From serial antibody screening to large-scale PCR tests in less than a decade

HIV-exposed infants carry their mother’s antibodies to the virus for months after childbirth or after their last exposure via breast milk, so standard HIV tests (ELISA tests that look for HIV-antibodies) cannot be used to make a positive HIV diagnosis in young infants. However, HIV antibody tests can be useful for detecting if an infant has been exposed to HIV or to show if an infant is HIV-negative, or if an infant who previously had antibodies seroreverts — in other words, loses those antibodies, when the HIV tests are repeated serially in infants.

If antibodies persist well beyond the last exposure, a positive diagnosis can also be made, typically around the time of 18 months. Since many HIV-infected children don’t survive to this point without treatment, as demonstrated by the CHER study, final results of which were presented on Tuesday at the conference, in 2004, WHO began recommending PCR testing to make an earlier diagnosis in children.

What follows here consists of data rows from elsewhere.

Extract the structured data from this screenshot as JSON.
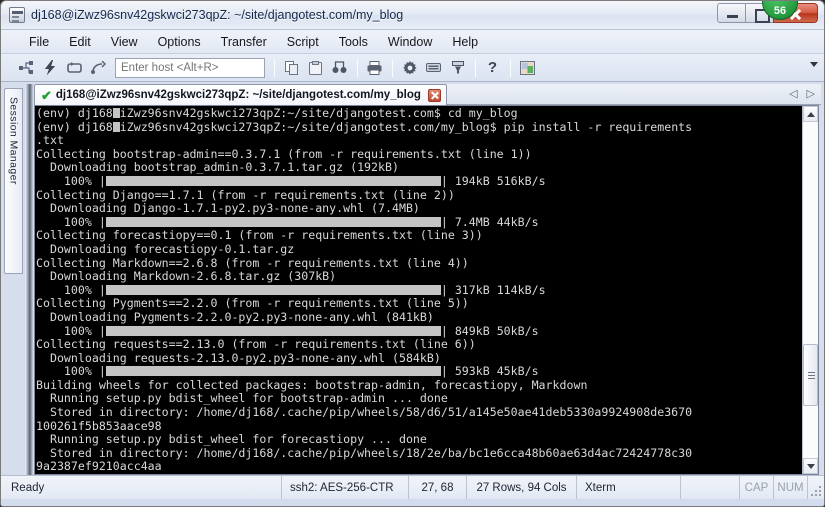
{
  "window": {
    "title": "dj168@iZwz96snv42gskwci273qpZ: ~/site/djangotest.com/my_blog",
    "icon": "securecrt-icon",
    "badge": "56",
    "minimize_label": "Minimize",
    "maximize_label": "Restore",
    "close_label": "Close"
  },
  "menu": {
    "items": [
      {
        "label": "File"
      },
      {
        "label": "Edit"
      },
      {
        "label": "View"
      },
      {
        "label": "Options"
      },
      {
        "label": "Transfer"
      },
      {
        "label": "Script"
      },
      {
        "label": "Tools"
      },
      {
        "label": "Window"
      },
      {
        "label": "Help"
      }
    ]
  },
  "toolbar": {
    "buttons": [
      {
        "name": "new-session-icon",
        "glyph": "⋈"
      },
      {
        "name": "quick-connect-icon",
        "glyph": "⚡"
      },
      {
        "name": "reconnect-icon",
        "glyph": "⟳"
      },
      {
        "name": "disconnect-icon",
        "glyph": "⤬"
      },
      {
        "name": "copy-icon",
        "glyph": "❐"
      },
      {
        "name": "paste-icon",
        "glyph": "📋"
      },
      {
        "name": "find-icon",
        "glyph": "🔍"
      },
      {
        "name": "print-icon",
        "glyph": "🖶"
      },
      {
        "name": "session-options-icon",
        "glyph": "✿"
      },
      {
        "name": "keymap-editor-icon",
        "glyph": "▤"
      },
      {
        "name": "filter-icon",
        "glyph": "⏏"
      },
      {
        "name": "help-icon",
        "glyph": "?"
      },
      {
        "name": "screen-capture-icon",
        "glyph": "▣"
      }
    ],
    "host_input": {
      "value": "",
      "placeholder": "Enter host <Alt+R>"
    },
    "overflow_label": "More toolbar buttons"
  },
  "sidebar": {
    "session_manager_label": "Session Manager"
  },
  "tabstrip": {
    "tabs": [
      {
        "label": "dj168@iZwz96snv42gskwci273qpZ: ~/site/djangotest.com/my_blog",
        "connected_marker": "✔",
        "close_label": "Close tab"
      }
    ],
    "nav_prev": "◁",
    "nav_next": "▷"
  },
  "terminal": {
    "lines": [
      "(env) dj168@iZwz96snv42gskwci273qpZ:~/site/djangotest.com$ cd my_blog",
      "(env) dj168@iZwz96snv42gskwci273qpZ:~/site/djangotest.com/my_blog$ pip install -r requirements",
      ".txt",
      "Collecting bootstrap-admin==0.3.7.1 (from -r requirements.txt (line 1))",
      "  Downloading bootstrap_admin-0.3.7.1.tar.gz (192kB)",
      "    100% |@@@@@@@@@@@@@@@@@@@@@@@@@@@@@@@@@@@@@@@@@@@@@@@@| 194kB 516kB/s",
      "Collecting Django==1.7.1 (from -r requirements.txt (line 2))",
      "  Downloading Django-1.7.1-py2.py3-none-any.whl (7.4MB)",
      "    100% |@@@@@@@@@@@@@@@@@@@@@@@@@@@@@@@@@@@@@@@@@@@@@@@@| 7.4MB 44kB/s",
      "Collecting forecastiopy==0.1 (from -r requirements.txt (line 3))",
      "  Downloading forecastiopy-0.1.tar.gz",
      "Collecting Markdown==2.6.8 (from -r requirements.txt (line 4))",
      "  Downloading Markdown-2.6.8.tar.gz (307kB)",
      "    100% |@@@@@@@@@@@@@@@@@@@@@@@@@@@@@@@@@@@@@@@@@@@@@@@@| 317kB 114kB/s",
      "Collecting Pygments==2.2.0 (from -r requirements.txt (line 5))",
      "  Downloading Pygments-2.2.0-py2.py3-none-any.whl (841kB)",
      "    100% |@@@@@@@@@@@@@@@@@@@@@@@@@@@@@@@@@@@@@@@@@@@@@@@@| 849kB 50kB/s",
      "Collecting requests==2.13.0 (from -r requirements.txt (line 6))",
      "  Downloading requests-2.13.0-py2.py3-none-any.whl (584kB)",
      "    100% |@@@@@@@@@@@@@@@@@@@@@@@@@@@@@@@@@@@@@@@@@@@@@@@@| 593kB 45kB/s",
      "Building wheels for collected packages: bootstrap-admin, forecastiopy, Markdown",
      "  Running setup.py bdist_wheel for bootstrap-admin ... done",
      "  Stored in directory: /home/dj168/.cache/pip/wheels/58/d6/51/a145e50ae41deb5330a9924908de3670",
      "100261f5b853aace98",
      "  Running setup.py bdist_wheel for forecastiopy ... done",
      "  Stored in directory: /home/dj168/.cache/pip/wheels/18/2e/ba/bc1e6cca48b60ae63d4ac72424778c30",
      "9a2387ef9210acc4aa"
    ],
    "foreground_color": "#d8d8d8",
    "background_color": "#000000",
    "progress_fill_color": "#c4c4c4"
  },
  "status_bar": {
    "ready": "Ready",
    "encryption": "ssh2: AES-256-CTR",
    "cursor_position": "27, 68",
    "dimensions": "27 Rows, 94 Cols",
    "emulation": "Xterm",
    "caps_lock": "CAP",
    "num_lock": "NUM"
  }
}
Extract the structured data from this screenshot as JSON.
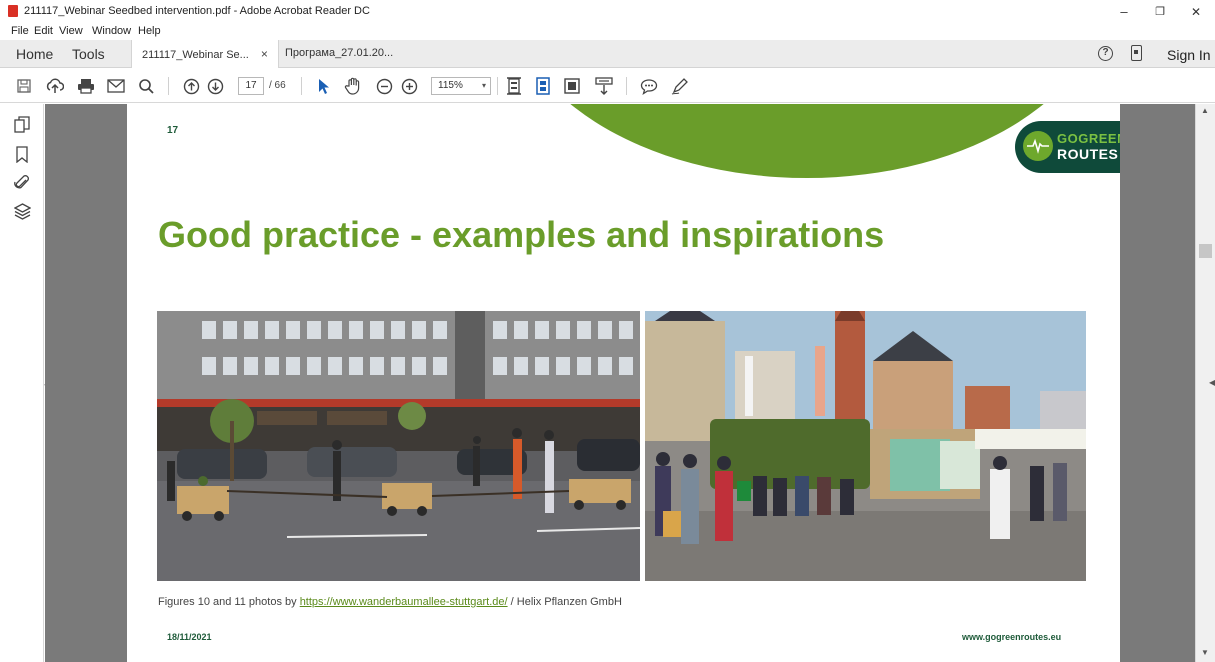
{
  "window": {
    "title": "211117_Webinar Seedbed intervention.pdf - Adobe Acrobat Reader DC",
    "minimize": "–",
    "restore": "❐",
    "close": "✕"
  },
  "menu": {
    "items": [
      "File",
      "Edit",
      "View",
      "Window",
      "Help"
    ]
  },
  "tabs": {
    "home": "Home",
    "tools": "Tools",
    "documents": [
      {
        "label": "211117_Webinar Se...",
        "close": "×",
        "active": true
      },
      {
        "label": "Програма_27.01.20...",
        "active": false
      }
    ],
    "help_icon": "?",
    "sign_in": "Sign In"
  },
  "toolbar": {
    "page_current": "17",
    "page_total": "/ 66",
    "zoom": "115%",
    "zoom_arrow": "▾",
    "icons": [
      "save-icon",
      "upload-icon",
      "print-icon",
      "email-icon",
      "search-icon",
      "page-up-icon",
      "page-down-icon",
      "select-arrow-icon",
      "hand-icon",
      "zoom-out-icon",
      "zoom-in-icon",
      "fit-page-icon",
      "scroll-mode-icon",
      "full-screen-icon",
      "read-mode-icon",
      "comment-icon",
      "sign-pen-icon"
    ]
  },
  "slide": {
    "number": "17",
    "logo_line1": "GOGREEN",
    "logo_line2": "ROUTES",
    "title": "Good practice - examples and inspirations",
    "caption_prefix": "Figures 10 and 11 photos by",
    "caption_link": "https://www.wanderbaumallee-stuttgart.de/",
    "caption_suffix": "/ Helix Pflanzen GmbH",
    "date": "18/11/2021",
    "url": "www.gogreenroutes.eu",
    "accent_color": "#6a9d2a",
    "dark_color": "#0f4a3a"
  },
  "side_panel": {
    "icons": [
      "pages-icon",
      "bookmark-icon",
      "attachment-icon",
      "layers-icon"
    ]
  }
}
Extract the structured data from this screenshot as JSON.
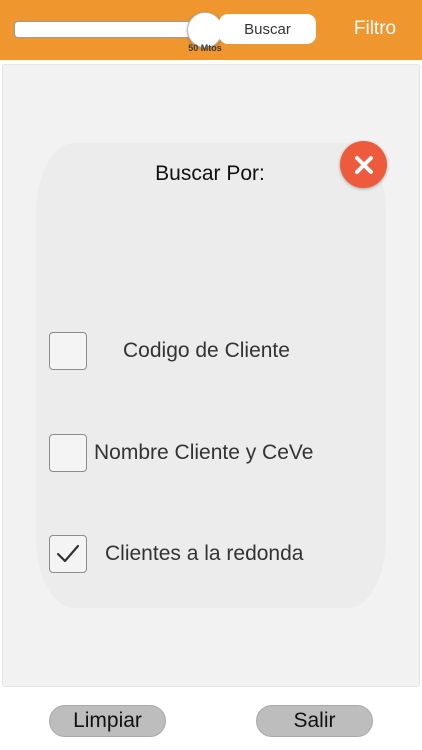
{
  "header": {
    "slider_caption": "50 Mtos",
    "search_label": "Buscar",
    "filter_label": "Filtro"
  },
  "dialog": {
    "title": "Buscar Por:",
    "options": [
      {
        "label": "Codigo de Cliente",
        "checked": false
      },
      {
        "label": "Nombre Cliente y CeVe",
        "checked": false
      },
      {
        "label": "Clientes a la redonda",
        "checked": true
      }
    ]
  },
  "footer": {
    "clear_label": "Limpiar",
    "exit_label": "Salir"
  },
  "colors": {
    "header_bg": "#f0962e",
    "close_button": "#ee5a3c"
  },
  "icons": {
    "close": "close-x-icon",
    "check": "checkmark-icon"
  }
}
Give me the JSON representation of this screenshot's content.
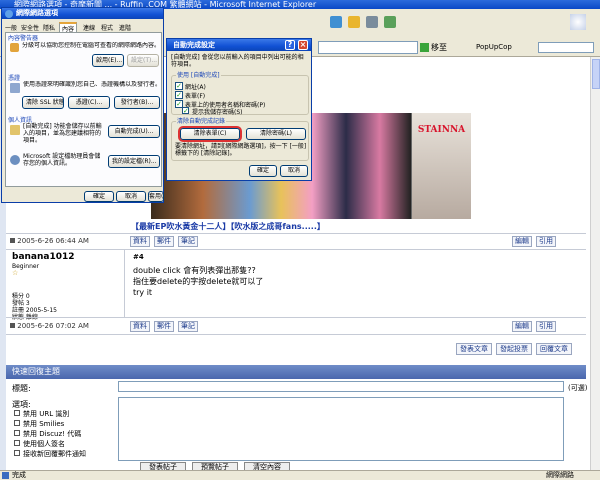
{
  "browser": {
    "title": "網際網路選項 - 奇摩新聞 ...  - Ruffin .COM 繁體網站 - Microsoft Internet Explorer",
    "go_label": "移至",
    "popup_label": "PopUpCop",
    "status_text": "完成",
    "zone_text": "網際網路"
  },
  "internet_options": {
    "title": "網際網路選項",
    "tabs": [
      "一般",
      "安全性",
      "隱私",
      "內容",
      "連線",
      "程式",
      "進階"
    ],
    "content_advisor": {
      "label": "內容警告器",
      "desc": "分級可以協助您控制在電腦可查看的網際網路內容。",
      "enable_btn": "啟用(E)...",
      "settings_btn": "設定(T)..."
    },
    "certificates": {
      "label": "憑證",
      "desc": "使用憑證來明確識別您自己、憑證機構以及發行者。",
      "clear_ssl_btn": "清除 SSL 狀態(S)",
      "certs_btn": "憑證(C)...",
      "publishers_btn": "發行者(B)..."
    },
    "personal": {
      "label": "個人資訊",
      "autocomplete_desc": "[自動完成] 功能會儲存以前輸入的項目，並為您建議相符的項目。",
      "autocomplete_btn": "自動完成(U)...",
      "wallet_desc": "Microsoft 設定檔助理員會儲存您的個人資訊。",
      "profile_btn": "我的設定檔(R)..."
    },
    "ok": "確定",
    "cancel": "取消",
    "apply": "套用(A)"
  },
  "autocomplete_dialog": {
    "title": "自動完成設定",
    "desc": "[自動完成] 會從您以前輸入的項目中列出可能的相符項目。",
    "use_group": "使用 [自動完成]",
    "options": [
      {
        "label": "網址(A)",
        "checked": true
      },
      {
        "label": "表單(F)",
        "checked": true
      },
      {
        "label": "表單上的使用者名稱和密碼(P)",
        "checked": true
      },
      {
        "label": "提示我儲存密碼(S)",
        "checked": true
      }
    ],
    "clear_group": "清除自動完成記錄",
    "clear_forms_btn": "清除表單(C)",
    "clear_passwords_btn": "清除密碼(L)",
    "clear_desc": "要清除網址，請到[網際網路選項]，按一下 [一般] 標籤下的 [清除記錄]。",
    "ok": "確定",
    "cancel": "取消"
  },
  "forum": {
    "banner_caption": "【最新EP吹水黃金十二人】【吹水版之成哥fans.....】",
    "banner_text": "STAINNA",
    "post1_time": "2005-6-26 06:44 AM",
    "post2_time": "2005-6-26 07:02 AM",
    "action_buttons": [
      "資料",
      "郵件",
      "筆記"
    ],
    "edit_btn": "編輯",
    "quote_btn": "引用",
    "post": {
      "author": "banana1012",
      "rank": "Beginner",
      "star": "☆",
      "floor": "#4",
      "lines": [
        "double click 會有列表彈出那隻??",
        "指住要delete的字按delete就可以了",
        "try it"
      ],
      "stats": [
        "積分 0",
        "發帖 3",
        "註冊 2005-5-15",
        "狀態 離線"
      ]
    },
    "bottom_buttons": [
      "發表文章",
      "發起投票",
      "回覆文章"
    ],
    "quick_reply": {
      "header": "快速回復主題",
      "title_label": "標題:",
      "title_hint": "(可選)",
      "options_label": "選項:",
      "options": [
        "禁用 URL 識別",
        "禁用 Smilies",
        "禁用 Discuz! 代碼",
        "使用個人簽名",
        "接收新回覆郵件通知"
      ],
      "submit_buttons": [
        "發表帖子",
        "預覽帖子",
        "清空內容"
      ]
    }
  }
}
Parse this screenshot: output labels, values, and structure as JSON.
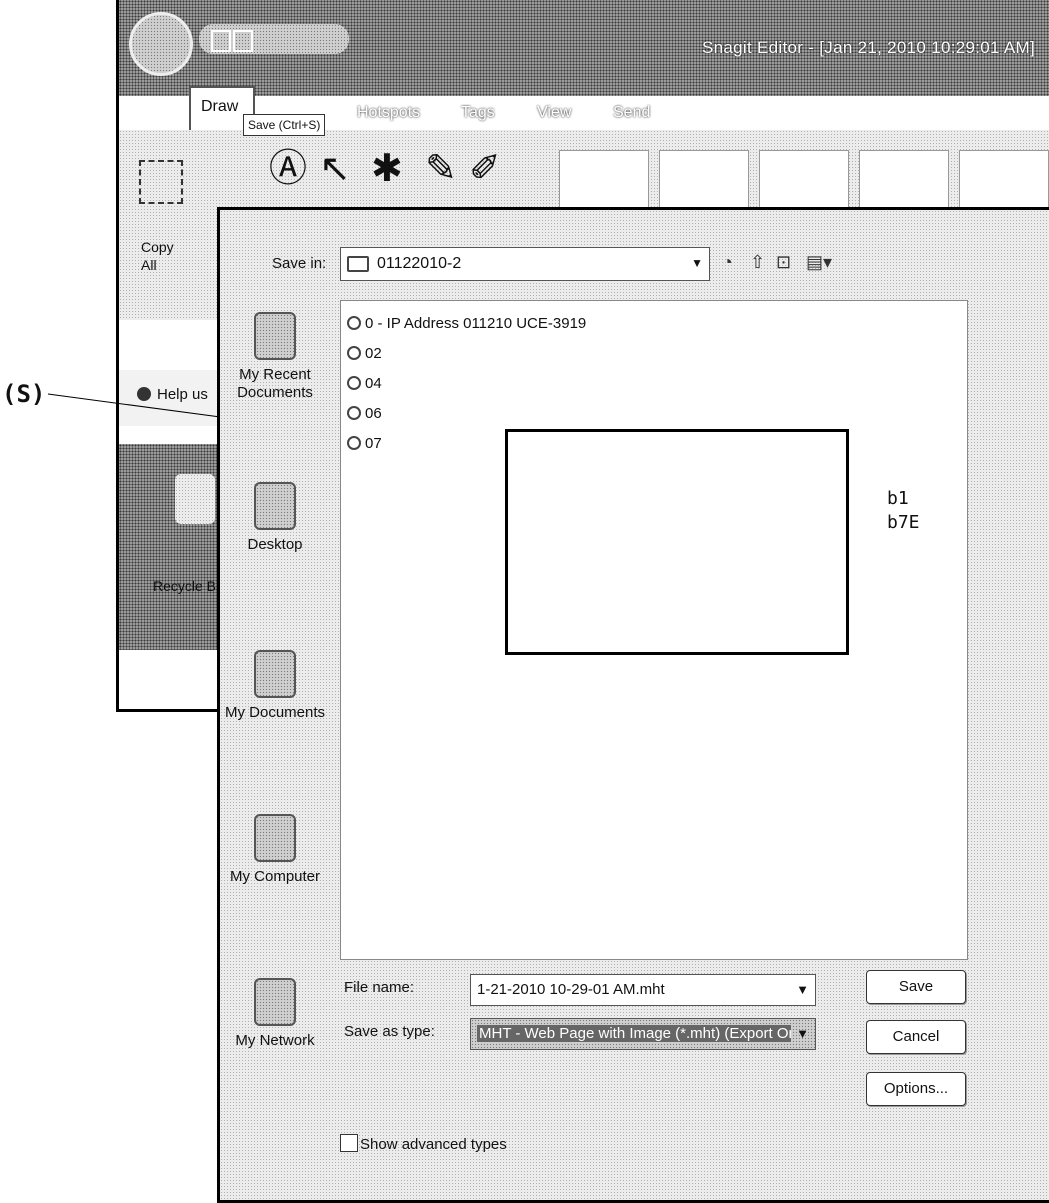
{
  "snagit": {
    "title": "Snagit Editor - [Jan 21, 2010 10:29:01 AM]",
    "tabs": [
      "Draw",
      "Hotspots",
      "Tags",
      "View",
      "Send"
    ],
    "tooltip": "Save (Ctrl+S)",
    "copy_all_label": "Copy All",
    "help_bar_text": "Help us",
    "recycle_bin_label": "Recycle Bin"
  },
  "callout": {
    "label": "(S)"
  },
  "dialog": {
    "save_in_label": "Save in:",
    "folder": "01122010-2",
    "places": [
      {
        "label": "My Recent Documents",
        "icon": "recent-documents-icon"
      },
      {
        "label": "Desktop",
        "icon": "desktop-icon"
      },
      {
        "label": "My Documents",
        "icon": "my-documents-icon"
      },
      {
        "label": "My Computer",
        "icon": "my-computer-icon"
      },
      {
        "label": "My Network",
        "icon": "my-network-icon"
      }
    ],
    "files": [
      "0 - IP Address 011210 UCE-3919",
      "02",
      "04",
      "06",
      "07"
    ],
    "redaction_codes": [
      "b1",
      "b7E"
    ],
    "file_name_label": "File name:",
    "file_name_value": "1-21-2010 10-29-01 AM.mht",
    "save_as_type_label": "Save as type:",
    "save_as_type_value": "MHT - Web Page with Image (*.mht) (Export Only)",
    "save_button": "Save",
    "cancel_button": "Cancel",
    "options_button": "Options...",
    "show_advanced_types": "Show advanced types"
  }
}
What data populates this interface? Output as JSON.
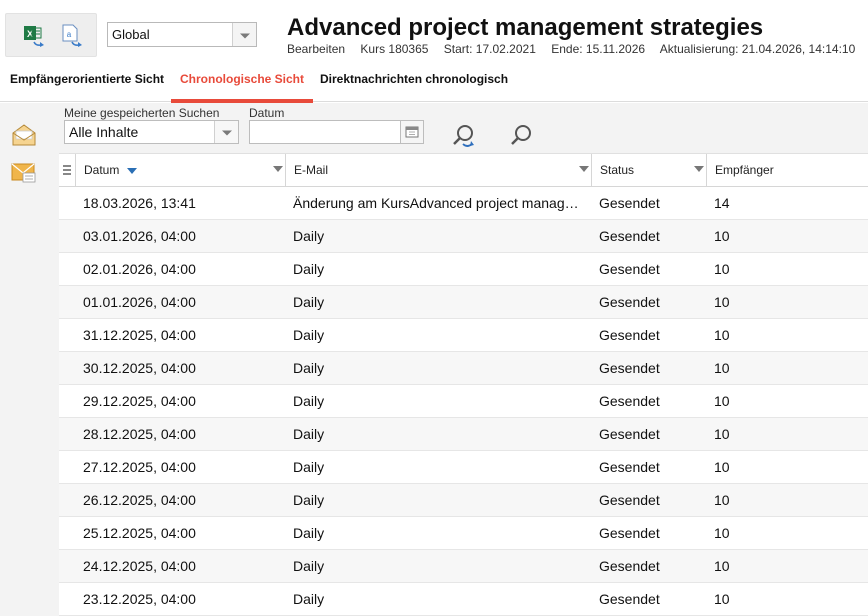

At the time, prevention of HIV transmission to infants was very different. With single-dose nevirapine (sdNVP) having recently been introduced, the preferred feeding option for infants was exclusive formula feeding, and there was no ART available for treatment in low-resourced settings. WHO’s EID diagnostic guidelines for LRS therefore recommended performing a single HIV PCR test at six weeks of age because it was believed that an HIV PCR test at that time would detect virtually all in-utero and intrapartum infections; and because six weeks happened to coincide with an established immunisation visit.

“For the next couple of years, we frantically spent our energies scaling up early infant diagnosis – both in the clinic and in the laboratory. We developed job-aids to explain to nurses how to take blood on babies for a test they’d never heard of; and we crammed our laboratories full of instruments to deliver these tests,” said Dr Sherman. She added that in South Africa, the laboratory services went from performing a couple of thousand PCR tests per year to doing more than 275,000 tests by 2010.

However, there were disparities between, and within, countries. PCR laboratories had varying capacities with turn-around times anywhere between a couple of days to a couple of months of testing. To this day, there are areas where children have to rely on a WHO presumptive diagnosis, rather than a PCR test result, to access ART. Even where PCR laboratories were functioning well, large numbers of exposed infants were not getting into be tested. Finally, many of “those that were getting PCR-positive tests weren’t getting on to treatment,” she said.